I’m frequently asked how much time an author should spend on marketing each day or each week, but of course the answer lies in what your plan calls for. If you do the things that are on your plan, the amount of time required will become clear to you. Some authors set aside an hour or two each day to do some marketing. That time can increase as you have a new book come out — so you might find yourself spending half your time on nothing but various marketing activities. If you’re focused on a new release, and there are a dozen things to do each day, your marketing efforts could suck up your entire day. That can go on for anywhere from three weeks to three months, depending on your plan. (And a side note: I find novelists tend to drop marketing too fast. Nonfiction writers will work at it for a year, because they believe in their unique message and expect the marketing to take time before it effectively reaches their audience. Novelists will frequently give it a three or four week window, then move on. I think that’s a mistake, which is why I encourage all authors to make marketing a regular part of their routine.)
Again, I realize that, as an author, you signed up for this career because you wanted to do writing, not marketing.
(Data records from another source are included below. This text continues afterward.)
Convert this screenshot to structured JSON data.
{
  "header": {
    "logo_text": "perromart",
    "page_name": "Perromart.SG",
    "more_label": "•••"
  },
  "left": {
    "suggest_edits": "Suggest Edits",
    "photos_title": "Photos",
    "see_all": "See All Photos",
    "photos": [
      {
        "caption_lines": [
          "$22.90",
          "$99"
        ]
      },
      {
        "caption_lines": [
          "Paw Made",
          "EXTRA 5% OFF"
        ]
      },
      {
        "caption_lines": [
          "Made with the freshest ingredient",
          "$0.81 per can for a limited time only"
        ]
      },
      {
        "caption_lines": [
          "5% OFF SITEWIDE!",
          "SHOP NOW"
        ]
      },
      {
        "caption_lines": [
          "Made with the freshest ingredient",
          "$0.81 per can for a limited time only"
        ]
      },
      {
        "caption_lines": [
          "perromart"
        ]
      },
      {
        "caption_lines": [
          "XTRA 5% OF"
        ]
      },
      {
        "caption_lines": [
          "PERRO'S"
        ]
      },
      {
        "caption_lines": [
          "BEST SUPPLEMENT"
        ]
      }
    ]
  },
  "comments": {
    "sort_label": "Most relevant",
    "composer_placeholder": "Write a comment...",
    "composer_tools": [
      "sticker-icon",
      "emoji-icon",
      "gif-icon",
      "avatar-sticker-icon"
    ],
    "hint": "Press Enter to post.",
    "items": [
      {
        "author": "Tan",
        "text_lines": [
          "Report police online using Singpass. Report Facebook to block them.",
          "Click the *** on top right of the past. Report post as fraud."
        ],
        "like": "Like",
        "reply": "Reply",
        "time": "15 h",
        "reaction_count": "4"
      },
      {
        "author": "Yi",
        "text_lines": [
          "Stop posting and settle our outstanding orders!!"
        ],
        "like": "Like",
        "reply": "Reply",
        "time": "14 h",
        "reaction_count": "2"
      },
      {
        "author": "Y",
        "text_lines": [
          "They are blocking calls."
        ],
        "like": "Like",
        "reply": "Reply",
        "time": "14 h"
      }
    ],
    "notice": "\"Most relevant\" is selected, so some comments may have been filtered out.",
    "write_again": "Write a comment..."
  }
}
I get it… but if you want to succeed and grow your platform, you’re going to need to invest some of your time at promoting your name and your works. So just make the decision that this becomes part of your regular job. It may not be the part you love best, but every job has some aspects to it that you’re not crazy about. (I get to read contracts regularly. Not my favorite part of the job… but a necessary one if I’m to be successful in my role as an agent.) Besides, you may discover that you actually LIKE doing some marketing. There are plenty of authors who, once they got into blogging or speaking or social media or writing articles, realized they enjoy the marketing aspect of their careers.
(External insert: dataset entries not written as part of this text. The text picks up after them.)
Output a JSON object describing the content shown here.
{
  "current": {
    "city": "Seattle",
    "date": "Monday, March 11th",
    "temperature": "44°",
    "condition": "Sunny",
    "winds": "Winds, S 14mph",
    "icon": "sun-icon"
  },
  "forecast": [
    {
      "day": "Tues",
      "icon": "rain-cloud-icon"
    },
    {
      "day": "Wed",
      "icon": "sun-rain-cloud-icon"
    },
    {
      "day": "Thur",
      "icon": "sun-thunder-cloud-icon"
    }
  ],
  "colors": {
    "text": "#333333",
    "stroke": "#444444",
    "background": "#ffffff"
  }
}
One last reminder: You need to figure out what “success” is for yourself. Nobody has every element of their marketing plan go smoothly, or watch every aspect of the plan succeed in a big way. You’ll have some hits and some misses. But it will help you if you’ve decided ahead of time what “success” is for your book, so you have some way to measure whether or not you accomplished what you set out to do. Once you’ve figured out your definition of success, you go work your plan. Then, after you’ve gone through this process, you’ll begin to see how you can create a marketing plan for each book you write.
I’d love to hear what aspects of marketing you enjoy, and which aspects you dislike. Leave a comment for me.
Chip this series is a gold mine. Thank you for sharing your gems of experience with us. As a writer with a marketing degree this part of the process is fun for me. And you’ve made it practical and helpful. Book material for sure.
As a librarian, I love talking about books in general with readers, but I hate “selling” myself/book. My years at Bed, Bath, & Beyond in college taught me that selling is not one of my gifts.
I feel awkward and pushy even bringing it up, and I need to get over that.
So, I appreciate this series you’ve written. It’s been helpful.
Maybe you could take a new approach, Laura. Instead of selling yourself, you could do articles or interviews where you talk about the topics/themes/situations/characters in your book? Just a thought.